Ensure superior measurements in the most severe environments with FieldDAQ

The growing sophistication of complex electromechanical systems, such as vehicles, aircraft, and industrial equipment, means that validation test must become more rigorous to keep pace with innovation. To ensure the safety, reliability, and quality of these systems, acquiring accurate data during testing is fundamental.

To meet these needs, test engineers are moving away from centralised measurement systems that can be susceptible to noise, and toward distributed measurement nodes, in which the digitisation and signal conditioning occurs as close to the sensors as possible. “However, more distributed measurement topologies create new challenges. DAQ devices must not only withstand harsh test environments but also acquire synchronised data over an entire system and scale and integrate seamlessly. The new National Instruments FieldDAQ devices from Test Dynamics are the most rugged NI DAQ devices ever created,” says Stephen Plumb, sales manager at Test Dynamics.

He explains that it is important to ensure that your distributed application can handle an unexpected failure of a device or connection. “When implementing a distributed system, the measurement devices typically are located within the same test environment as the device that is being measured—as close to the sensors as possible. This often means that the measurement device can be exposed to harsh and demanding conditions where standard desktop equipment might give inaccurate data or fail entirely. Ensuring that your signal conditioning and DAQ equipment can survive the test environment helps guarantee that you get accurate data the first time and eliminate the need for costly retests.”

Possible requirements for a system could include extreme temperature ranges for product validation testing, shock and vibration survivability (if the system is to be mounted directly to a machine), or hazardous location certifications to ensure the system can safely operate in marine or explosive environments.

Plumb points out that, although it is possible to design enclosures for any DAQ system to meet various ruggedness requirements, it is often more cost effective to purchase a system already tested and certified to survive the conditions. Design, materials, test, and compliance costs can quickly add up, in addition to the time to properly go through these steps, in developing and integrating one’s own ruggedness solutions. Vendors such as Test Dynamics can amortise these costs over thousands of units and offer the same benefits at a lower price.

FieldDAQ devices have an ingress protection rating up to IP67 (dust- and water-resistant), can operate in -40 °C to +85 °C environments, and can sustain 100 g shock and 10 grms vibration. In addition to field readiness, these devices were designed to be thermally stable, delivering minimal accuracy drift over a wide temperature range. For example, the FieldDAQ thermocouple device maintains 1.19 °C absolute accuracy throughout the full -40 °C to +85 °C operating temperature range.

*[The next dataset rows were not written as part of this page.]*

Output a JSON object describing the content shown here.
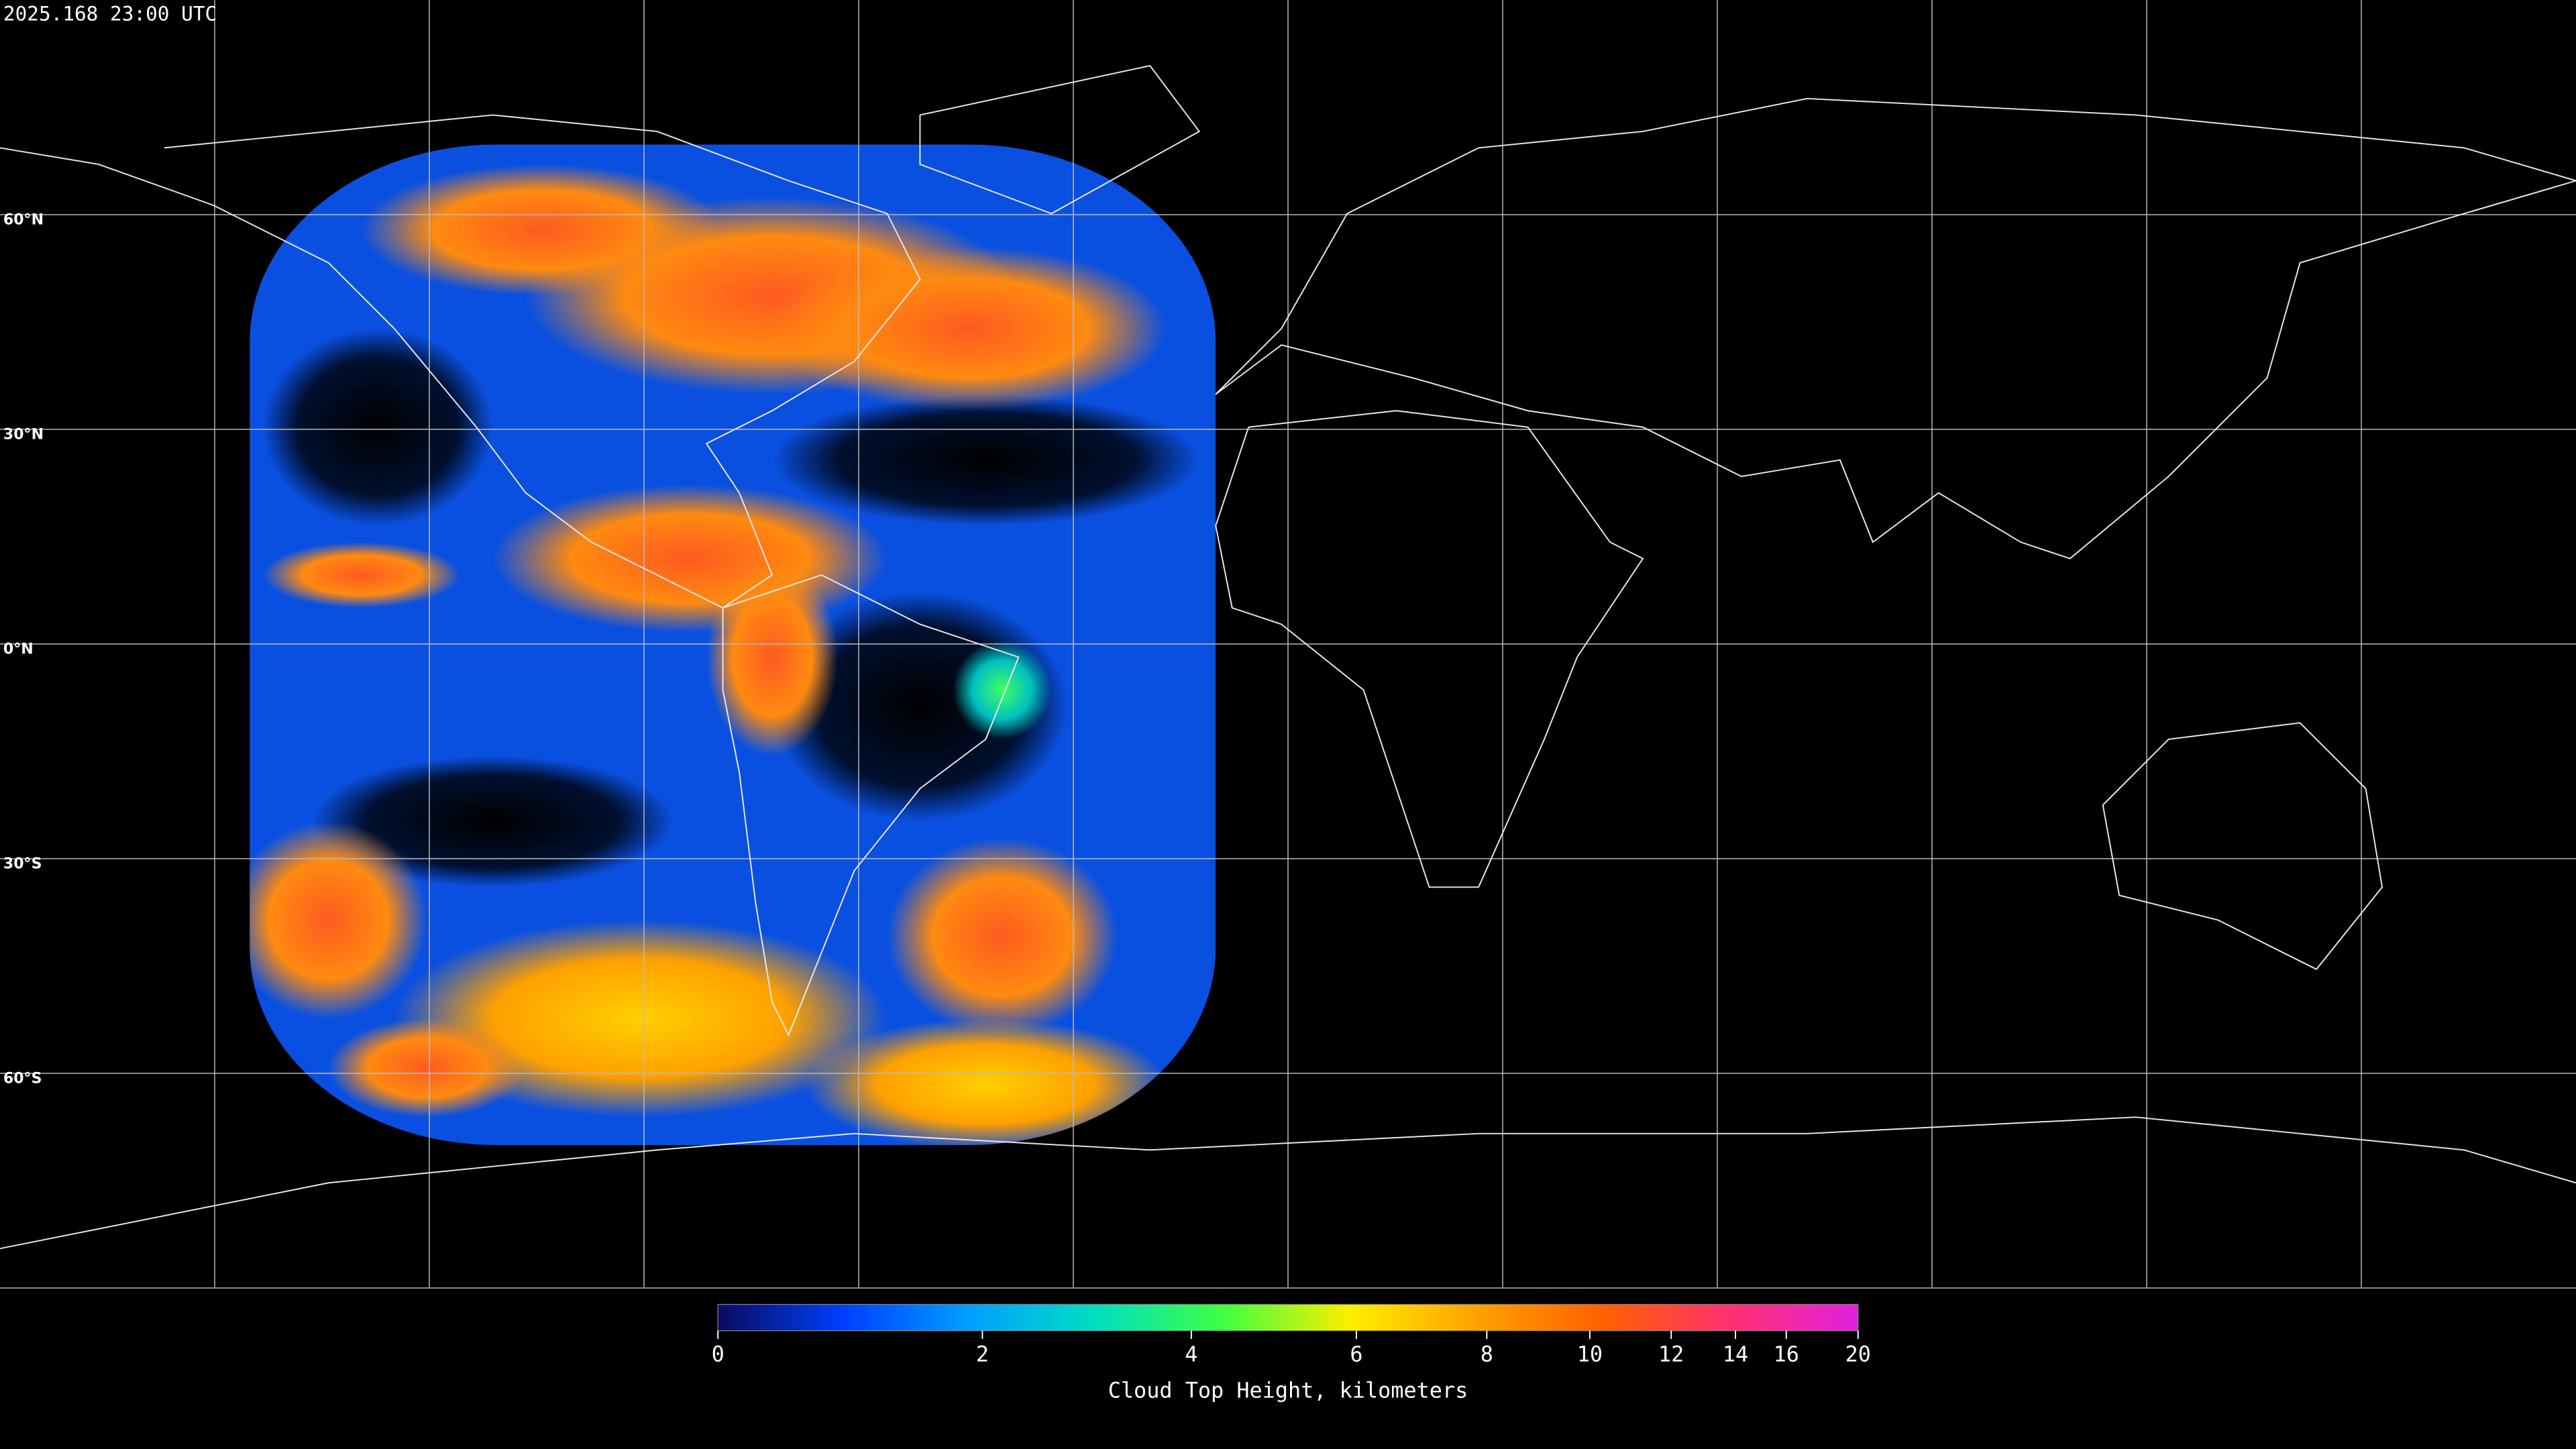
{
  "timestamp": "2025.168 23:00 UTC",
  "latitude_labels": [
    "60°N",
    "30°N",
    "0°N",
    "30°S",
    "60°S"
  ],
  "colorbar": {
    "title": "Cloud Top Height, kilometers",
    "range": [
      0,
      20
    ],
    "ticks": [
      0,
      2,
      4,
      6,
      8,
      10,
      12,
      14,
      16,
      20
    ],
    "colors": [
      "#0a0a60",
      "#0040ff",
      "#00a0ff",
      "#00e0c0",
      "#40ff40",
      "#ffee00",
      "#ffa000",
      "#ff6000",
      "#ff3070",
      "#e020e0"
    ]
  }
}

FieldDAQ devices also include premium signal conditioning and diagnostic features to reduce the effect of external interference and increase measurement accuracy. Built-in anti-alias filters prevent high-frequency noise from being aliased into the user’s signal and channel-to-channel isolation eliminates noise from ground loops in the user’s system.

Even with rugged DAQ hardware, exposing a system to harsh, real-world conditions increases the risk of costly downtime. This risk is amplified for tests that must run 24/7 for days, weeks, months, or even years. Reinforcing the reliability of a system is crucial to minimise problems from unforeseen events such as untimely software updates or network failure.

FieldDAQ helps keep your test running with data link redundancy and real-time OS support. In case of a broken or damaged network connection, ring topologies mitigate the risk of data loss by automatically redirecting data through an alternative route. You can easily achieve a ring topology with FieldDAQ, using the built-in integrated switch to daisy chain multiple units together.

FieldDAQ lowers the risk of software interruptions due to multitasking with NI Linux Real-Time OS support. This minimises the components required, which reduces the probability of system failures. Users can connect FieldDAQ to a variety of Linux real-time hosts including industrial controllers, CompactDAQ, and CompactRIO.

“As technology advances and physical systems become smarter, not only has the amount of data required to understand these systems increased, but so has the need to accurately correlate the different measurements being acquired. The bottom line is that FieldDAQ allows one to distribute the DAQ devices around your application, closer to the measurement. Our team of National Instruments specialists is able to device a FieldDAQ solution suited to the user’s exacting needs,” says Plumb.